I had two hypotheses to test:

  1. If I increase the min number of attempts (more workers solve the captcha at the same time) then my chance that captcha will be solved by a fast worker is higher and captcha will be solved faster.

  2. Number of valid answers will fall as fast worker can provide invalid answers.

Testing method:

I wrote a scipt on PHP that every seconds sends a captcha from the folder with images to the API and then every second tries to get the answer. After getting the answer I write results to CSV log file: file name, captcha ID, answer, recognition time. Then I ran the script 5 times with different 100% recognition settings using same images. First run was made with 100% recognition disabled, then I increased min number of attempts each time from 2 to 5.

Finally I combined all results into EXCEL table to get summary statistics for each run.

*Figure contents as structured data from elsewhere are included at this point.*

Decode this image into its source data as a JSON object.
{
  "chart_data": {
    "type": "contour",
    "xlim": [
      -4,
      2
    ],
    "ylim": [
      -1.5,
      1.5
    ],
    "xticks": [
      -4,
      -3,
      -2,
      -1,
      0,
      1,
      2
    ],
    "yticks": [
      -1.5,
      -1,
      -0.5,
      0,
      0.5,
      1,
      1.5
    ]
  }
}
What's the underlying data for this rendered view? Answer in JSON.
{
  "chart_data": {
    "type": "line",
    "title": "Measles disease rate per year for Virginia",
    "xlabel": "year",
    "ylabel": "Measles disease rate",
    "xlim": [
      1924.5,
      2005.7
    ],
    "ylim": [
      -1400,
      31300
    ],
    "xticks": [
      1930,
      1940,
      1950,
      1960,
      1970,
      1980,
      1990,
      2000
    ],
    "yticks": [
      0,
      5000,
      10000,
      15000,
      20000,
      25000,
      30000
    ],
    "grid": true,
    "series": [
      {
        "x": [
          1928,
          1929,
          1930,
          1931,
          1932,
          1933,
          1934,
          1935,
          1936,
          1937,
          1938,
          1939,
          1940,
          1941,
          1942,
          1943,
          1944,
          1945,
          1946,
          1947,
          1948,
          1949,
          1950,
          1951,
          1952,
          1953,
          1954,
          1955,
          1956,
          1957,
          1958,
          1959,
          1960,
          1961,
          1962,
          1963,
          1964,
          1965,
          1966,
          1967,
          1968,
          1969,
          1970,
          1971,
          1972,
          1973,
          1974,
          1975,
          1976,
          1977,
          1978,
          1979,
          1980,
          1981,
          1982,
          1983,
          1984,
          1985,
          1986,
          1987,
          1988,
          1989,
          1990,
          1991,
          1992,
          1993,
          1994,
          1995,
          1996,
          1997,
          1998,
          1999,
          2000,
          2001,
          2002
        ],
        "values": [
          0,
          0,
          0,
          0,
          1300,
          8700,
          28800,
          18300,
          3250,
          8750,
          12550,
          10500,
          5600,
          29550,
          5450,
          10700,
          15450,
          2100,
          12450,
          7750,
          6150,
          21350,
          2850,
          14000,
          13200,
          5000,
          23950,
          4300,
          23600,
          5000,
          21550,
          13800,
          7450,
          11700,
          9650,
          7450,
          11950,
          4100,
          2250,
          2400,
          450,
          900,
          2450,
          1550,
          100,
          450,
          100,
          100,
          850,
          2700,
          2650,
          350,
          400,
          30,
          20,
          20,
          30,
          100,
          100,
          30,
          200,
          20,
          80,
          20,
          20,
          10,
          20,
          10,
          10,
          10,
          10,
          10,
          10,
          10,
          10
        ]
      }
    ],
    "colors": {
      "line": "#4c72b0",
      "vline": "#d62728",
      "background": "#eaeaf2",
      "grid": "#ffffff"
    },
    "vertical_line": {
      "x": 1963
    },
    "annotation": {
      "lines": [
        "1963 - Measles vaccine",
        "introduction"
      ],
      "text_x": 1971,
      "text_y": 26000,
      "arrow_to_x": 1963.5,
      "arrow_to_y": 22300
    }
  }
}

I used a set of 100 solvemedia captcha images as I think that's the most complex captcha that I met. Examples of images:

Captcha example Captcha example

Those who wish to perform their own text can get the code from this repository.

Results:

EXCEL table with statistics

Screenshot of statistics table: Statistics

  1. First hypothesis: speed will grow up. Confirmed!

When more workers solve the same captcha recognition time decreases. For my tasks the best results are reached when minimal attempts number is set to 3. Price is increased 3 times but solving time is 32.5% less and I prefer speed.

  1. Second hypothesis: accuracy will fall. Not confirmed!

Probably for more accurate results I got to use larger image set e.g. 1000 images. As on 100 images one incorrect answer gives 1% of accuracy loss. But generally accuracy remain good enough.

  1. Less captchas remain unsolvable.

Also I found that I got less unsolvable results. It cannot be claimed that setting min attempts set to 2 will result in solving 100% of your captchas. When I was getting ready for my test I tried to submit really complex captchas and these captchas were not solved even if I set min attemtps to 4 or 5. Here are examples:

Captcha example Captcha example Captcha example

Comments from 2Captcha.com

We are happy that our users perform such tests. That helps us to improve our services and fix our issues found during tests. For example first results of this test were not so good due to a small issue in captcha distribution algorithm but the author contacted us and we immediately fixed the issue.

If you wish to perform same tests please make small timeouts between your requests to our API. If you will submit 20 captchas with min number of attempts set to 10 then there's a chance that we will be unable to finds 200 of free workers immediately and that will cause a delay for next captcha you submit. That's why we ask to make timeouts between your requests.